Very long time listener, very first time caller.
I am a full-time SE throughout your day along with a full-time data mining student during the night. I have taken the courses, and heard what our professors think. Now, I come your way - the stackoverflowers, to create the real truth.
What's your preferred data mining formula and why? What are the special techniques you've used which have assisted you to definitely be effective previously?
The majority of my professional experience involved last-minute feature additions like, "Hey, we ought to give a recommendation system for this e-Commerce site." The answer was often a fast and dirty nearest neighbor search - brute pressure, euclidean distance, condemned to fail when the site ever grew to become popular. However, premature optimisation and all sorts of that...
I actually do enjoy the concept that data mining could be elegant and wonderful. I have adopted the Netflix Prize and performed using its dataset. Particularly, I love the very fact the imagination and experimentation have performed such most in developing the very best ten records:
- Acmehill blog
- Acmehill New York Times article
- Just a guy in a garage blog
- Just a guy in a garage Wired article
So mostly, like lots of software dev, I believe the very best formula is a balanced view plus some creativeness.
If you're able to become more specific concerning the task the information mining formula will work, sure we will help you (classification, clustering, association rules recognition, etc)
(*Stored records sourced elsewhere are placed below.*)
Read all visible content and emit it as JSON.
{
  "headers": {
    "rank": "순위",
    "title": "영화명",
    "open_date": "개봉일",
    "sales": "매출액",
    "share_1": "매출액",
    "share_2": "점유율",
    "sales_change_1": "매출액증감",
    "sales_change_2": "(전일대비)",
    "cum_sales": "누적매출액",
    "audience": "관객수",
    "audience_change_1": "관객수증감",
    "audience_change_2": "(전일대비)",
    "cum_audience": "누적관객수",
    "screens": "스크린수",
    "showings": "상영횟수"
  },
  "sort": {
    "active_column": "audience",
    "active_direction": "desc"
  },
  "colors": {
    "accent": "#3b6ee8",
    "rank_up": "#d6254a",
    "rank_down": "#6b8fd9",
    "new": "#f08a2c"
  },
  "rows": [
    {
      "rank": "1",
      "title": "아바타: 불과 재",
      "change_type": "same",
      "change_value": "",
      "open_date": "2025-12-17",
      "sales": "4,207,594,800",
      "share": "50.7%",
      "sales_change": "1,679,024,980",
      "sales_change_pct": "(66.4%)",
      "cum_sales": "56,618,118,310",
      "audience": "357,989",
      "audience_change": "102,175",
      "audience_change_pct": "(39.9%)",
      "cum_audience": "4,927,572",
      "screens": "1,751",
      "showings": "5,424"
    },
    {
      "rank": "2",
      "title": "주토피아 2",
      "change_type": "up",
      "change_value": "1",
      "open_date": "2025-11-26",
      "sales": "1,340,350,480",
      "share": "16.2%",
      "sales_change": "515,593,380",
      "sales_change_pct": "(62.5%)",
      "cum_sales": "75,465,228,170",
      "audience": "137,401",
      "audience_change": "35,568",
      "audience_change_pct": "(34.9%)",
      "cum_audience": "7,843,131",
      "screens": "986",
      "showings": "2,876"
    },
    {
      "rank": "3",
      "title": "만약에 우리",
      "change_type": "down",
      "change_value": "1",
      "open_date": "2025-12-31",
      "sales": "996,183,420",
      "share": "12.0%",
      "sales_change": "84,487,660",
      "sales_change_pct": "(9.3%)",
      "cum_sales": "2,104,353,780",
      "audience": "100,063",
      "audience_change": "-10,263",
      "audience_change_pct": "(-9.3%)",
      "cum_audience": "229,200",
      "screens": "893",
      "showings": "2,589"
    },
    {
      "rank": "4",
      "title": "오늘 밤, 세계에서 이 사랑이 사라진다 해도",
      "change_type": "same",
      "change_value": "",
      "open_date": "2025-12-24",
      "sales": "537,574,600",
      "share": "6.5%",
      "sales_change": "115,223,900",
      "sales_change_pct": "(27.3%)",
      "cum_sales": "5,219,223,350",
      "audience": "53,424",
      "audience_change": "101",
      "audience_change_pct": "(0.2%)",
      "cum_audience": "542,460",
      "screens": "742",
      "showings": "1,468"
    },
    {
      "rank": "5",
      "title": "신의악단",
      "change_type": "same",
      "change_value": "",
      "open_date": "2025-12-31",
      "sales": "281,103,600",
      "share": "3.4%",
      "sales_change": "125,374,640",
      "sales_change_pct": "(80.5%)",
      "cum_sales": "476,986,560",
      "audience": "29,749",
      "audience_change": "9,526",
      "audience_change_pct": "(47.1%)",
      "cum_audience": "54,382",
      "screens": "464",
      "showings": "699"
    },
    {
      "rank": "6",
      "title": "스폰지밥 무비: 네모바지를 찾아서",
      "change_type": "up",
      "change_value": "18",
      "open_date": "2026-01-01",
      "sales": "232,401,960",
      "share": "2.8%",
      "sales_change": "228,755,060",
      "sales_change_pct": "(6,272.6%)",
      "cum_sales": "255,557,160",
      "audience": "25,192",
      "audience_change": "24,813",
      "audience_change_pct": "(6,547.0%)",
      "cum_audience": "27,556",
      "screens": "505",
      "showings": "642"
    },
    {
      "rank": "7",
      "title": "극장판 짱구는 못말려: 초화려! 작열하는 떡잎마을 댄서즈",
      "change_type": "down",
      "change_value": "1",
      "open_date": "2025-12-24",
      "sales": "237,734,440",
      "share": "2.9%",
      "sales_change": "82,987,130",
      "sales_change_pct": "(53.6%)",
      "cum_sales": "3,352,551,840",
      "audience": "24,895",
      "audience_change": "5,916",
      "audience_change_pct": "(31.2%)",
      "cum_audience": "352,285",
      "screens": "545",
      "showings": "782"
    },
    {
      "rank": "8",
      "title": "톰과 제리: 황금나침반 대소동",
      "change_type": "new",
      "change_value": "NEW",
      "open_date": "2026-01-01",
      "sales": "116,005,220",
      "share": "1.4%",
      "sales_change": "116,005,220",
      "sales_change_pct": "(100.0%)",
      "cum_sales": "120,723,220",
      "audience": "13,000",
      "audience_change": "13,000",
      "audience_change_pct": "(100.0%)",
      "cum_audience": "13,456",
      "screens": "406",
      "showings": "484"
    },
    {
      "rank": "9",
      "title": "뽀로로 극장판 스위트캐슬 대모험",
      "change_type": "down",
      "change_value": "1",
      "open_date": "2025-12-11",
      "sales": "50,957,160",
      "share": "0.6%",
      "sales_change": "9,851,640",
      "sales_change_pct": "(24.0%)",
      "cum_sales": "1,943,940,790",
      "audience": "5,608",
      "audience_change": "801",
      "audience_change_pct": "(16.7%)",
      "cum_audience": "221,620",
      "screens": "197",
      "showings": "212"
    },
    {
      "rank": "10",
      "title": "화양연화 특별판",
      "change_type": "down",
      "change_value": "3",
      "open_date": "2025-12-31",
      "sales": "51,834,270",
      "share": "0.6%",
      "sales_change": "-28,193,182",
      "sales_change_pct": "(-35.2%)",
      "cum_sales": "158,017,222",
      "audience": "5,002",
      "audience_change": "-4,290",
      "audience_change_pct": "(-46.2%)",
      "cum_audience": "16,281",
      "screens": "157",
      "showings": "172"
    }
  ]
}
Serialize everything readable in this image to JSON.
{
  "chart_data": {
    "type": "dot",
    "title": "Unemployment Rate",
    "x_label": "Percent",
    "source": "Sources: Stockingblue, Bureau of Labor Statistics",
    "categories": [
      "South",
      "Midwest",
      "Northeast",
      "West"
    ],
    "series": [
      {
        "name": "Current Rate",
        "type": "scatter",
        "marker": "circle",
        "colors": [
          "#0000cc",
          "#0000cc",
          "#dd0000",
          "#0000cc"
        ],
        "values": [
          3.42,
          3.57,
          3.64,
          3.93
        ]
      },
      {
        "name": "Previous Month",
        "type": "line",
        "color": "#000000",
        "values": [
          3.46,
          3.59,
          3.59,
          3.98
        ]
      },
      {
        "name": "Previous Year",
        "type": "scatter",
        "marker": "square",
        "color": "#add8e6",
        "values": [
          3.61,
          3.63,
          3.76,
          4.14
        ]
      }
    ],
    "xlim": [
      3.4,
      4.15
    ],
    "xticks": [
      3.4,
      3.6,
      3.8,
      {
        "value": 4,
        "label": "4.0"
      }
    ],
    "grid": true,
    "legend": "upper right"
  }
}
There's lots of data mining calculations for various tasks and so i thought it was a bit difficult to choose.
It might state that my personal favorite data mining formula is Apriori since it has inspired hundred of other calculations and contains several programs. The Apriori formula by itself is very simple. However it has laid the foundation for a lot of other calculations (FPGrowth, PrefixSpan, etc.) which use the so known as "Apriori property".